Mr Omoregie and Ms Jones pleaded guilty to conspiracy to defraud Lloyds TSB between 9 November 2012 and 8 August 2013. Ms Jones was sentenced to five years in jail, and Mr Omoregie four.

The judge, Anuja Ravindra Dhir QC, in her verdict spoke to the former Lloyds’ employees directly. She said: “You had access to valuable, sophisticated client information, you abused the trust your employers placed in you – you passed on that information and compromised the bank accounts. You all knew that money would be dishonestly transferred from client accounts as a result of your actions.

Such was the sophistication of this fraud that the money was money was [sic] dissipated and spent in a professional and organised manner… You were motivated by financial gain.”

The money launderers involved in the scam - Parvez Hussain, Eddie Lakes, and Kushveer Raulia – also all received jail terms.  

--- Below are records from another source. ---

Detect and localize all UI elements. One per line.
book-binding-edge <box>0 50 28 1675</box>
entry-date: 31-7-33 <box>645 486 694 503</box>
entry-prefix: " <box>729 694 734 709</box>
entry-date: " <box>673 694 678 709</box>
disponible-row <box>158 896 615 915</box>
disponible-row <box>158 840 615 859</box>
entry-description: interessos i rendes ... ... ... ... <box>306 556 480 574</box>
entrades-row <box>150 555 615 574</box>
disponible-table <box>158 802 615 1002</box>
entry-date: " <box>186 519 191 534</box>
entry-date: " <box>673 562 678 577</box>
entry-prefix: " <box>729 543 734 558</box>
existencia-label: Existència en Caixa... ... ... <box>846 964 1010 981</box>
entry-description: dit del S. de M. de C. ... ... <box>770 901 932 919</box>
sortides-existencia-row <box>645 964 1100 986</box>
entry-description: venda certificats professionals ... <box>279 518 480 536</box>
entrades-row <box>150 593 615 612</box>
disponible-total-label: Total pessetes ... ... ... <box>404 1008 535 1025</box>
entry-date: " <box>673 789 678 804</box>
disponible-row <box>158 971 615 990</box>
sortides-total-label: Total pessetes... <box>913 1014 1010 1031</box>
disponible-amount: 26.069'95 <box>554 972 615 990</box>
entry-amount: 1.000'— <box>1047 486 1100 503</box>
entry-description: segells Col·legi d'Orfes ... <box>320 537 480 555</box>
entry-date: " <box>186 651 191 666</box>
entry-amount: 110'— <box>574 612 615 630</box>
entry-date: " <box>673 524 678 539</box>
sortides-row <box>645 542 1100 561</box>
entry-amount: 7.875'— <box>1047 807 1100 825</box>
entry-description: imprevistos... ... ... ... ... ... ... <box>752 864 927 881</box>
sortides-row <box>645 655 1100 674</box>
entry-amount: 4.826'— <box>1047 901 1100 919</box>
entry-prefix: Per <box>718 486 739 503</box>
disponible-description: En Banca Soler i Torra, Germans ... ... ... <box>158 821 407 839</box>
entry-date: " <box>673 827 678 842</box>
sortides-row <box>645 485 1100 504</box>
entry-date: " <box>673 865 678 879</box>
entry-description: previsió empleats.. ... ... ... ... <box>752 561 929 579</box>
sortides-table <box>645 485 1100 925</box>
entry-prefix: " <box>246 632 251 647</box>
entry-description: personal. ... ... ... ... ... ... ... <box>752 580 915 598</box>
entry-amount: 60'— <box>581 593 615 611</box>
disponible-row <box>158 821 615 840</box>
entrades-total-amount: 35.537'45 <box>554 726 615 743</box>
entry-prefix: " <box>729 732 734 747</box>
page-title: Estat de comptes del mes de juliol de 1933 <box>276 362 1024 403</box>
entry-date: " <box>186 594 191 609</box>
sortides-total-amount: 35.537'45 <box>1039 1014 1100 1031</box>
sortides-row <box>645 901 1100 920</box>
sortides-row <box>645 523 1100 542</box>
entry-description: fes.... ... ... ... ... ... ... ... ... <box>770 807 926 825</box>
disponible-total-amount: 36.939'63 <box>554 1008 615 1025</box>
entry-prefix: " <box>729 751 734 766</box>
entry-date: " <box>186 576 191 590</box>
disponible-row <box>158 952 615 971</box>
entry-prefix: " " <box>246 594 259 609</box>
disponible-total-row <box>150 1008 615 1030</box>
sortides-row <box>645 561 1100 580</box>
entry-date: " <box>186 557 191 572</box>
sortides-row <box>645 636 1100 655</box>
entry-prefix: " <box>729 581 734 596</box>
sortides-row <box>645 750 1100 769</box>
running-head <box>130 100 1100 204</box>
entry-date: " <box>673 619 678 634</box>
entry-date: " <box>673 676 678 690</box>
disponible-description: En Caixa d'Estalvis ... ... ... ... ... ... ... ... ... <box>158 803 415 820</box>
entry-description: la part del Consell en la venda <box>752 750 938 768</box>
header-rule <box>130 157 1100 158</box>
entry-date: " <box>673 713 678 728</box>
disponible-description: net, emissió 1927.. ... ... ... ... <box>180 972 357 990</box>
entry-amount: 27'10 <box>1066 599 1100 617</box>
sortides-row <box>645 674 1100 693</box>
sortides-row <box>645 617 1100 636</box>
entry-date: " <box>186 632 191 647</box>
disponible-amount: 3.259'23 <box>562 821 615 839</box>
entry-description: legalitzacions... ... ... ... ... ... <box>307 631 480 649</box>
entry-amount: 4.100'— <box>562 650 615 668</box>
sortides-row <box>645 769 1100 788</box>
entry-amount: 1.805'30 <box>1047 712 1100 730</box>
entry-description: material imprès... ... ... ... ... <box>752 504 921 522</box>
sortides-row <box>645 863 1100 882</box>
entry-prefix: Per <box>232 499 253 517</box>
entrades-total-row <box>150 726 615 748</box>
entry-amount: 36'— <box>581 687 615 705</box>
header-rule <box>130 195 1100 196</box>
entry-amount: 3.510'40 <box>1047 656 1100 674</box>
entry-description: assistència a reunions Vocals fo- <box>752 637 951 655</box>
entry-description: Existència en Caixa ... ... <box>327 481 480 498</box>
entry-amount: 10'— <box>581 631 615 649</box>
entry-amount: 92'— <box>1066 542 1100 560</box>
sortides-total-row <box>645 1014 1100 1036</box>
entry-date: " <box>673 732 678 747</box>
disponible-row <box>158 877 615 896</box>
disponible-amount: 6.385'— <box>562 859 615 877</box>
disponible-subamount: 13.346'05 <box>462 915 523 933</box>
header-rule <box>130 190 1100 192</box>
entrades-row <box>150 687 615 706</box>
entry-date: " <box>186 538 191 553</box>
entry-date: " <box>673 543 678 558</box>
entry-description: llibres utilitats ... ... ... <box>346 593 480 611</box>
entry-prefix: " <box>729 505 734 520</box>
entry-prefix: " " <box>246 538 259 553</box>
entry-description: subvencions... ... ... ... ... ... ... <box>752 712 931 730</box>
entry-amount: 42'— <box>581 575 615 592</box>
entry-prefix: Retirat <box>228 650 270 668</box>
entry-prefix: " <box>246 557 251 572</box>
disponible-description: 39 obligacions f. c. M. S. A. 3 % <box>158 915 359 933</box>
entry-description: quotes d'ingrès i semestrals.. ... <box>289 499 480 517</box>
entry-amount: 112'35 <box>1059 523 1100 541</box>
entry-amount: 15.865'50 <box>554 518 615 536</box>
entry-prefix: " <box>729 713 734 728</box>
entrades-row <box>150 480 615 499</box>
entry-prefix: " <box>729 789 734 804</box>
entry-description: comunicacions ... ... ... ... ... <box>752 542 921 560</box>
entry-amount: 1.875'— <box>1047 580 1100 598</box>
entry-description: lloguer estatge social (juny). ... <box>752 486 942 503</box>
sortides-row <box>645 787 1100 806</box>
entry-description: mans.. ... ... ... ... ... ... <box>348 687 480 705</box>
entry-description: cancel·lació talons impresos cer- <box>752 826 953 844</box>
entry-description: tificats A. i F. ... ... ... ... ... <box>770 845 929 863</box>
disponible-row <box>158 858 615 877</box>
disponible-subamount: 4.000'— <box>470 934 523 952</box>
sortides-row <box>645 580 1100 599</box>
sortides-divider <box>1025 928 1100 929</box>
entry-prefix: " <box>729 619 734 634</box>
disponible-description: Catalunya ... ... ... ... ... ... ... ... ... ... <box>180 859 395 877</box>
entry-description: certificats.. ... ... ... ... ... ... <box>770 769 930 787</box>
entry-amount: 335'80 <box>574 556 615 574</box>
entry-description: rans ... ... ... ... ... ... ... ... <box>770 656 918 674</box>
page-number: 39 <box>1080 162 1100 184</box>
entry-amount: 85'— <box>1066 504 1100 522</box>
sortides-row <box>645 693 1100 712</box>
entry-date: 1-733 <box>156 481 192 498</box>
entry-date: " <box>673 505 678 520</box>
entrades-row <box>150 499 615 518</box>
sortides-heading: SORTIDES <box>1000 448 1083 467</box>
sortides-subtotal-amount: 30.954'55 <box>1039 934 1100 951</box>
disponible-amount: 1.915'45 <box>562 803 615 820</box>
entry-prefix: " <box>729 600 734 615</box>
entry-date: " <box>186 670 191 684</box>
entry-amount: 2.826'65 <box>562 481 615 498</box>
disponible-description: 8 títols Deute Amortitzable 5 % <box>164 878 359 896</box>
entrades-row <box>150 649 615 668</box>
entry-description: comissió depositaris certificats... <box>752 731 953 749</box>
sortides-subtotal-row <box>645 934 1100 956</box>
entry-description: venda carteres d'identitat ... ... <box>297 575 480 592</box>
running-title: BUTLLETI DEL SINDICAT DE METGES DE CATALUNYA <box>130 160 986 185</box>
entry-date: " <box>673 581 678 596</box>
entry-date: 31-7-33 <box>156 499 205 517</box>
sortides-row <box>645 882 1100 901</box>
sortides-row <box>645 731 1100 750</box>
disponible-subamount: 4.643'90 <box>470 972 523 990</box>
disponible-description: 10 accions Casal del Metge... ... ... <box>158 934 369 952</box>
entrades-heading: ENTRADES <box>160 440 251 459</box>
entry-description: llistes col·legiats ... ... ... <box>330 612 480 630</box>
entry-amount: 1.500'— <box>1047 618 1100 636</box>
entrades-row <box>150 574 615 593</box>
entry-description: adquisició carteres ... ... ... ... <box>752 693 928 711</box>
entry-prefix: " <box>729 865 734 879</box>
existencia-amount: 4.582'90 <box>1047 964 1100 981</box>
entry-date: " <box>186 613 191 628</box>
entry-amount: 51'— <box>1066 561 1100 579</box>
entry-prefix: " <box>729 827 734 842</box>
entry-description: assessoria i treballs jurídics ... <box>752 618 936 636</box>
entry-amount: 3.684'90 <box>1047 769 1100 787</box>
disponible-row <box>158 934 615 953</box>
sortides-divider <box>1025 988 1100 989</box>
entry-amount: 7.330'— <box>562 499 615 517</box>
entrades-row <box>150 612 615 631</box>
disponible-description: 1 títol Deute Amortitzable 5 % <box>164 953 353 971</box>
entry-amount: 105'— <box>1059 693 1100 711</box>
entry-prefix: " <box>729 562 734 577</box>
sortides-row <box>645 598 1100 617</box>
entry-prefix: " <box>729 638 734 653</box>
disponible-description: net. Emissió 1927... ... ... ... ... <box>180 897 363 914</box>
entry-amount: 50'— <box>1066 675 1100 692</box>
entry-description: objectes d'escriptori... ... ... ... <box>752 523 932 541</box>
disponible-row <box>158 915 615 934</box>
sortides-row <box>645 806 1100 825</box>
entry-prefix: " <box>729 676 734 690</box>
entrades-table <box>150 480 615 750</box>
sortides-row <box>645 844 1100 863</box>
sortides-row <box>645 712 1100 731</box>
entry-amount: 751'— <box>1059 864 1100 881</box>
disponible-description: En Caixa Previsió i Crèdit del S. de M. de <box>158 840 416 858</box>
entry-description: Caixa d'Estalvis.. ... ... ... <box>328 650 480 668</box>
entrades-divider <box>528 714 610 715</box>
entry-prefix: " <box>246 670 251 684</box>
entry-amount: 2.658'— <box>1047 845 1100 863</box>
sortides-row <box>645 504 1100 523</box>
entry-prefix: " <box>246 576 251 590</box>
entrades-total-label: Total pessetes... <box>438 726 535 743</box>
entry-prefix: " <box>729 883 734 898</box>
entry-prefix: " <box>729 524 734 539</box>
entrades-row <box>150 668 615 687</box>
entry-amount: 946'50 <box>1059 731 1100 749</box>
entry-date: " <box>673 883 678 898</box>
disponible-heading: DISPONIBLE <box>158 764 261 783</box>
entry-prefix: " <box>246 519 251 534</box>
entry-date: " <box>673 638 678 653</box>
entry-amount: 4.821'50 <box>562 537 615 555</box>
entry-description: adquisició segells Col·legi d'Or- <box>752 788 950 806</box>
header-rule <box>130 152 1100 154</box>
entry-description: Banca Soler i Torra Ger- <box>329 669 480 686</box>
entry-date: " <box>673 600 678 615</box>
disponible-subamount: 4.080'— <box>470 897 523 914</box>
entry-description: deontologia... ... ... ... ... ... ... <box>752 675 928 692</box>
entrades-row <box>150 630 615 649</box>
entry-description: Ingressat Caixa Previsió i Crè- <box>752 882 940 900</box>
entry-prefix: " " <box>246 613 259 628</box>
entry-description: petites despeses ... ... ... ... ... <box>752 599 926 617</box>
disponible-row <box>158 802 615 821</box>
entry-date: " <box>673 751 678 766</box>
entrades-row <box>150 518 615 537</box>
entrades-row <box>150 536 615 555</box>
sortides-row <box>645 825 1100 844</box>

Lloyds Banking Group split its Lloyds TSB arm into two separate banks – Lloyds Bank and TSB –  in September 2013. TSB was later sold and is no longer part of Lloyds Banking Group. 

Comments

In reply to by anonymous_stub (not verified)

The only way to stop these people is a minimum 15 year sentence If you only get 4, 5 or 6 years for stealing £750,000 it better than working for it cos they only serve 1/2 the sentence, thats why they do it because our courts are far to lenient the sentencing guidelines need reviewing and the judges held to account for there actions.